Technical advances for the incorporation of remote sensor images of Sentinel-2 to monitor ecosystems function in the National Parks Network of Spain.
Montserrat Escudero Clares
Nowadays, global environmental changes are a fact. Because of this, the management focused on strategies based on reduce and/or adapt to this changes is paramount. In order to achieve this goal a useful tool is monitoring the areas to be managed via sensors to focus on the strengths and weaknesses of the monitored area. This sensors pick up radiation emission data from the land surface related to the ecosystem functions. Based on this data, estimation of functional attributes which allow the characterization of features such as primary production, seasonality and vegetation phenology. This conceptual and technological framework allowed the design of a Spanish National Parks Network monitoring system.
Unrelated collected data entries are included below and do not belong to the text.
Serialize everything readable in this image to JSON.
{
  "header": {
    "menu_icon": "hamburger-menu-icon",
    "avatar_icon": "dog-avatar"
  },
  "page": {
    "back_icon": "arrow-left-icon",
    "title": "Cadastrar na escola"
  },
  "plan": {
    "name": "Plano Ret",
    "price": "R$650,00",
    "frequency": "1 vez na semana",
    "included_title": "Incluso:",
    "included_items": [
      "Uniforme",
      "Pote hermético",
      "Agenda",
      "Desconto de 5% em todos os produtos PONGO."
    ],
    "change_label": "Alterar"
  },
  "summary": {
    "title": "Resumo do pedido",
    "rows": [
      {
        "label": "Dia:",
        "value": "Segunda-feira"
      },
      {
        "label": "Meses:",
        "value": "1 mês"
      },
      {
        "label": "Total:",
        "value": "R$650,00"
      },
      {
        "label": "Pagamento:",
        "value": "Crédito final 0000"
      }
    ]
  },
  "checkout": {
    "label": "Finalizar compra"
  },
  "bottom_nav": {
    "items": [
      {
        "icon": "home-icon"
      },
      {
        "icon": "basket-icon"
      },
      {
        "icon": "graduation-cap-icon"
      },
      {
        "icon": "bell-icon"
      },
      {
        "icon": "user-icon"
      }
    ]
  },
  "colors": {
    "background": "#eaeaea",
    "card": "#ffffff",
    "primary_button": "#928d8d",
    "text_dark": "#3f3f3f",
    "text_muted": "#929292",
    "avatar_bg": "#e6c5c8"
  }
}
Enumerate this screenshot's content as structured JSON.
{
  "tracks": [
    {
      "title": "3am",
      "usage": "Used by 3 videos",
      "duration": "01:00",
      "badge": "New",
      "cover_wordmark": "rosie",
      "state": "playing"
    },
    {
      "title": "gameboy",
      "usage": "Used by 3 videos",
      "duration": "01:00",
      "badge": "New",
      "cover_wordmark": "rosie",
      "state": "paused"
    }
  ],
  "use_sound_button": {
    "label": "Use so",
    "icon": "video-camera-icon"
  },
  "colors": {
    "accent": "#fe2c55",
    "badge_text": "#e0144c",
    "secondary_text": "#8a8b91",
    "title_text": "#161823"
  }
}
This system, called REMOTE was made in collaboration with “Organismo Autónomo de Parques Nacionales” (OAPN), the “Centro Andaluz para la Evaluación y Seguimiento del Cambio Global” (CAESCG), and TRAGSATEC. REMOTE is still improving, having emerged the need to incorporate new procedures to adequately inform about the changes in Nationals Parks and ecosystems of limited extension undergo and also inform about other aspects of ecosystemic functioning like the carbon cycle dynamic in the vegetation. Specifically, since REMOTE is based on the use of images of the MODIS sensor with a spatial resolution of 250 x 250 m and a temporal time of 16 days, it is considered convenient to incorporate images from the Sentinel-2 sensor with a higher spatial (10 x 10 m) and temporal resolution. (5 days). This work aims to evaluate the possibilities offered by these images for the REMOTE goals. For this purpose, Google Earth Engine (GEE), a new cloud computing tool that allows working with large volumes of information without downloading images, has been used. In addition, along with the Normalized Difference Vegetation Index (NDVI), which characterizes the dynamics of carbon gains, the processing of the land surface water index (LSWI) has been incorporated. This index reports on the water content in ecosystems. The processing work has been carried out in the Natural Space of Sierra Nevada, a park that we consider a model due to the diversity of ecosystems and environmental gradients it offers.
Keywords: Google Earth Engine, LSWI, NDVI, Spatial resolution, Teledetection.